When I am in the middle of something great I just don’t have the time to write about it. Right after I am just numb and filled with awe. Later on I look at the photos and say, “Dang that was great”. Here is me writing about one of those great experiences from last year.
There we were, standing on the edge of the beach, watching the small 4x4s driving onto the beach, disappear for about 10 minutes, return, then drive back onto the road. There is another 4×4 with special beach tyres waiting for people to get stuck so they could be rescued. I see Andrew looking at the tyres on Maggie. Nope, they haven’t changed, they are still not special beach tyres. We know that if we get stuck that little 4×4 couldn’t pull us out. It really isn’t worth the risk for just 10 minutes, anyways. Jenna and I have been pouring over the map. We figured that if we start when the tide is going out we just might make it.
The plan is this. Leave the green car behind because even though our home is 4×4 our car is not. We drive onto the beach as the tide is going out, as soon as there is beach enough to drive on. This gives us several hours to make it to the top of the beach and drive back down to get out before the high tide swallows up the beach and any vehicles still remaining. OR those little dotted lines at the top of the beach, on the map, just might prove to be another way off. Don’t know. Jenna and I figure we should tie it a shot. However, we AREN’T the ones driving and we are far from the worrying, responsible sort of women. Here, I would like to present a random theory.
THE WORRY THEORY:
Somebody in a relationship seems to need to take the role of the responsible, cautious one. Unfortunately this role seems to generally land upon the woman. If, however, a woman decides to reject this expectation and throw caution to the wind. If she refuses to grow up and worry then the man just might take on the is role.
In response to my worry theory. Well, actually in response to 2 women who were ready to go for it without giving the risks a reasonable thought, Sam and Andrew were beginning to show a bit more caution.
The tide would be right the following morning. So, we found a safe place to park the car, Got some award-winning fish and chips and slept. We had already filled the truck with food and fuel at the last town as we wanted to be prepared for any adventure.
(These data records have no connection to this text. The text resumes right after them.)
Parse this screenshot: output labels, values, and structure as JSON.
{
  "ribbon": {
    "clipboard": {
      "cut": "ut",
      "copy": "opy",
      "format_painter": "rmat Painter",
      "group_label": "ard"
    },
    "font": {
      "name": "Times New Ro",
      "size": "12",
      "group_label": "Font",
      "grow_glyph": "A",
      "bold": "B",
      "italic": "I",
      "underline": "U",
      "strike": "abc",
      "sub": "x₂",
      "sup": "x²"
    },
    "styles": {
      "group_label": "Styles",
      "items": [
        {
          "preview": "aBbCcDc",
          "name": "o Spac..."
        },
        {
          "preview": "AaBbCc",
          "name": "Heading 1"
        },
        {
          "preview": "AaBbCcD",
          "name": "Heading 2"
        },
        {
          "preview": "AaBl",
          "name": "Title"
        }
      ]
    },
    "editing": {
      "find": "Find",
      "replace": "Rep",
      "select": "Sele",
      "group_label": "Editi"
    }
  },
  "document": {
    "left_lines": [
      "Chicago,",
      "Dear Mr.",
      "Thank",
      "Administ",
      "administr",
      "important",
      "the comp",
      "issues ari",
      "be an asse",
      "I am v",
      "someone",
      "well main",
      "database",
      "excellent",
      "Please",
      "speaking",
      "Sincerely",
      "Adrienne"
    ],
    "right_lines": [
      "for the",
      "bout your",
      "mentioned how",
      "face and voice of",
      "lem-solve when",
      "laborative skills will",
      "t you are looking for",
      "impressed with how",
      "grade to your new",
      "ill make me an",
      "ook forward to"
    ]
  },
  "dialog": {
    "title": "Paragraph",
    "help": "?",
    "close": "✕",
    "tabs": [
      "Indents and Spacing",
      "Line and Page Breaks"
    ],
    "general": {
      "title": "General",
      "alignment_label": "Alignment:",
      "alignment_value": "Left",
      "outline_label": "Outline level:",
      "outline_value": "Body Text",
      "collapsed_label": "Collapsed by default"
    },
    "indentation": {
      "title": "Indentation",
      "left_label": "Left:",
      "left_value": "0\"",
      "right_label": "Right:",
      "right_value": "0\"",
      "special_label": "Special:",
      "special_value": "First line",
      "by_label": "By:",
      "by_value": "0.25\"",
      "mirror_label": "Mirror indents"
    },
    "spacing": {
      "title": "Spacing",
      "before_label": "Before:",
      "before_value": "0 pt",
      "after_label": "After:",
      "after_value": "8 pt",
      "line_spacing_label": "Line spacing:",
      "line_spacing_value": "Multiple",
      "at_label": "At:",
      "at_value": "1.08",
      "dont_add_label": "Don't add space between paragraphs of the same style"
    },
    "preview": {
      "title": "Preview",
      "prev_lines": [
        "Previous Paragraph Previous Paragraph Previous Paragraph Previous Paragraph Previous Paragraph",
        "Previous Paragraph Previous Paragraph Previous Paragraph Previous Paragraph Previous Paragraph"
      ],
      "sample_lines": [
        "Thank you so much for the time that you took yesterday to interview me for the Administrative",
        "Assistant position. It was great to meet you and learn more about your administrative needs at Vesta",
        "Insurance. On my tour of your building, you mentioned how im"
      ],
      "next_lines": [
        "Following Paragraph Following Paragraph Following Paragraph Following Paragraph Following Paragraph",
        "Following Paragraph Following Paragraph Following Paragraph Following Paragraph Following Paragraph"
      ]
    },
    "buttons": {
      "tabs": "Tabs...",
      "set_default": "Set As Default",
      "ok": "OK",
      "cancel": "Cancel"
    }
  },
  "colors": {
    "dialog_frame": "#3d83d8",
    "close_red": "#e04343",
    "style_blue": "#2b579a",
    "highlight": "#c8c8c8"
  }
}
Ah, the exhilaration of driving onto a pristine beach with no road. Not quite sure what was ahead. We drove, stopped to play and check out the mussels, then a seal. Near the top of the beach we saw a river estuary that we later discovered was supposed to be our way off the beach. We continued to drive tip a rock cliff tells us to stop. To the right we saw tall grass coming out of the sand dunes and decide to spend the night there. We figure that high tide won’t go that far. Just in case, we go quite deep into the tall grass, As far as we can take the truck.
This place feels like paradise. Beautiful clear turquoise water, a rock cliff jutting out into the ocean, a small spring fed waterfall with ‘sweet water’. On the inland side is sand dunes with wild grasses. It doesn’t take Andrew long to get out his fishing gear and find his perch on the rocks. It didn’t take him long to catch some beautiful rock cod. The kids set to explore the tide pools. Abi has an infection in a wound on her leg so she goes into the ocean to soak it in the healing salt water. A stingray comes up to say hello and she quickly finds her way out of the water. We stay here for almost a week. We fish and explore, talk and play games. We cook on an open fire. Yes, paradise.
When it is time to go we drive a short way back down the beach to the estuary. We stop the truck, Andrew and Sam go to explore. There are some tyre tracks going up the river bed where the water hasn’t washed them away. There are even some signs lie, “Soft sand, increase speed”. After Andrew and Sam walk it out a bit we decide to take the riverbed out. We may be 4×4 but we are also very heavy. We need to go onto the firm wet sand but if it is too wet we know we will sink down and get bogged. After about 20 minutes we speed up to take a path up a steep incline out of the river and shock the wild campers at the sand dunes. We have made it out without even taking the sand mats off the side of the truck. Fantastic adventure! Great driving Andrew!